To allow Stellar to continue to function as a fast, efficient, and decentralized system for payments, we want to make sure it's easy to run validators and Horizon nodes. We also want to make sure it's inexpensive for exchanges, wallet providers, cross-border payment service providers, and other developers and businesses to submit transactions to the network. By allowing validators to filter out some of the destined-to-fail transactions before they are applied to the ledger and committed to the permanent record, we hope to preserve the efficiency and usability of the network.

What causes all the failed transactions?

The failed transactions are caused by trading bots that take a brute-force approach to arbitrage.

Stellar has a unique set of operations called path payments, which allow the simultaneous sending and conversion of currency — I send USD; you receive ARS — and they make it incredibly easy to use the network for cross-border and cross-currency transactions.

Path payments convert currency by consuming orders in Stellar’s built-in order books or trading against liquidity pools, and sometimes an inefficiency gives rise to a slight pricing mismatch. We won’t get into the details here, but developers realized that — every once in a while — you can submit a circular path payment and end up with a tiny bit more money than you started with, and they built bots to look for those opportunities, and to try to capitalize on them.

A lot of people built arbitrage bots, and they all look for the same opportunities. When one comes up, it’s a race: the winning bot submits a transaction that claims the opportunity and succeeds; the remaining bots submit transactions conditioned on the existence of that opportunity, and since it’s no longer available, those transactions fail.

Because those transactions met the minimum fee requirement, they fail after they’re included in the ledger rather than before, so they end up in everyone else’s way. It’s like a passel of pigeons hovering around a park bench: you drop a crumb on the sidewalk, they all dive after it. One pigeon gets the crumb, the rest stay hungry, and while the losers sit there cooing and strutting and wishing for what might have been, they block the sidewalk so pedestrians can’t use it.

Is this feature the best way to mitigate the impact of failed arbitrage transactions?

We believe this feature provides a temporary surgical solution to the problem. It allows validators to identify and gate a very specific kind of transaction, which means they may be able to prevent failed transactions from clogging the ledger without affecting other network traffic. It's a hyper-focused approach, and we arrived at it based on feedback from the Stellar ecosystem. In the longer term, a suggested protocol change may allow general grouping of transactions and facilitate the creation of per-group policies, and there's currently a discussion underway about how that might work, which anyone is free to join!

Before deciding on this approach, we considered other possibilities, and had public discussions about them. Specifically...

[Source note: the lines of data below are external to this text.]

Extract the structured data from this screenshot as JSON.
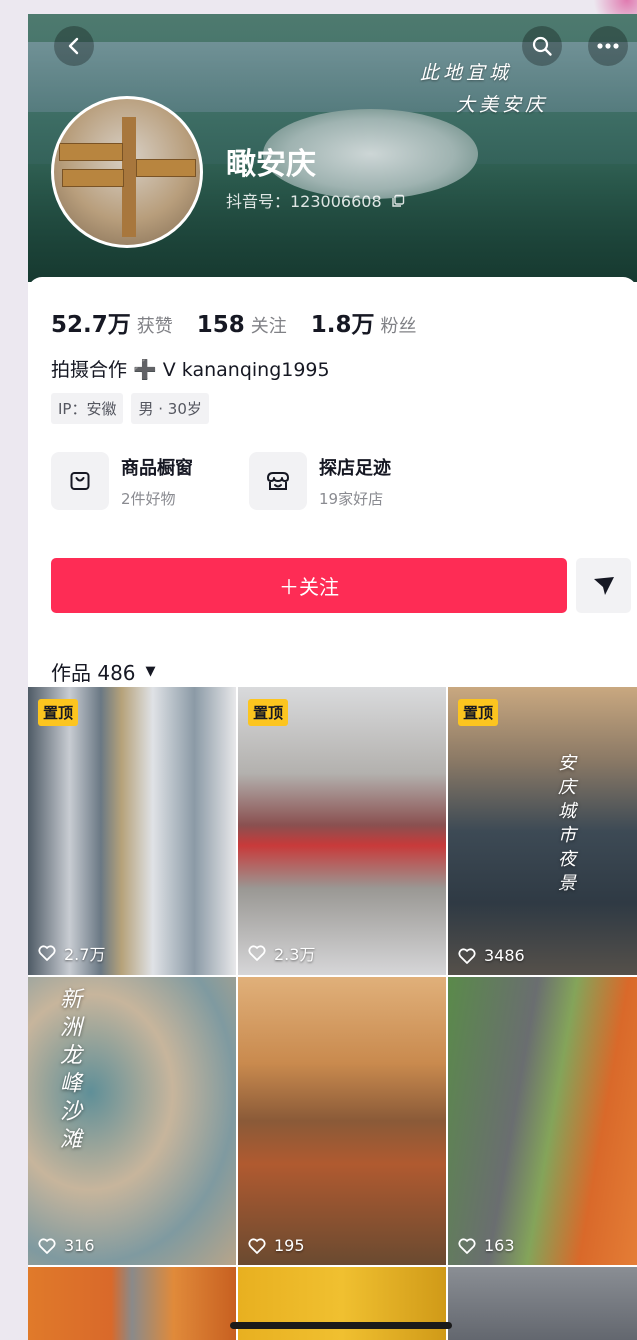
{
  "cover": {
    "line1": "此地宜城",
    "line2": "大美安庆"
  },
  "profile": {
    "name": "瞰安庆",
    "douyin_id": "抖音号：123006608"
  },
  "stats": [
    {
      "num": "52.7万",
      "label": "获赞"
    },
    {
      "num": "158",
      "label": "关注"
    },
    {
      "num": "1.8万",
      "label": "粉丝"
    }
  ],
  "bio": "拍摄合作 ➕ V kananqing1995",
  "tags": [
    "IP：安徽",
    "男 · 30岁"
  ],
  "shops": [
    {
      "title": "商品橱窗",
      "sub": "2件好物",
      "icon": "bag-icon"
    },
    {
      "title": "探店足迹",
      "sub": "19家好店",
      "icon": "store-icon"
    }
  ],
  "follow_label": "＋关注",
  "works_label": "作品 486",
  "pin_label": "置顶",
  "videos": [
    {
      "likes": "2.7万",
      "pinned": true
    },
    {
      "likes": "2.3万",
      "pinned": true
    },
    {
      "likes": "3486",
      "pinned": true,
      "overlay": "安庆城市夜景"
    },
    {
      "likes": "316",
      "pinned": false,
      "overlay": "新洲龙峰沙滩"
    },
    {
      "likes": "195",
      "pinned": false
    },
    {
      "likes": "163",
      "pinned": false
    }
  ],
  "colors": {
    "accent": "#fe2c55",
    "pin": "#fcc51f"
  }
}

We talked about increasing the minimum fee

In 2020, we kicked off a mailing list discussion about raising the minimum fee with a blog post explaining how it might reduce failed arbitrage-bot transactions. After a lively discussion, it was clear there wasn't widespread consensus for a fee increase, and it appeared unlikely that validators would vote to approve it.

Increasing the minimum fee may have priced out the arbitrage bots, but many in the ecosystem pointed out that it also would have made the network more expensive for everyone. They argued that market makers, who provide liquidity vital to currency conversion and cross-border payments, would have been hit particularly hard because they update their DEX positions all day every day in order to keep prices consistent across markets. So rather than attempting to price out the arbitrage bots by increasing the minimum network fee...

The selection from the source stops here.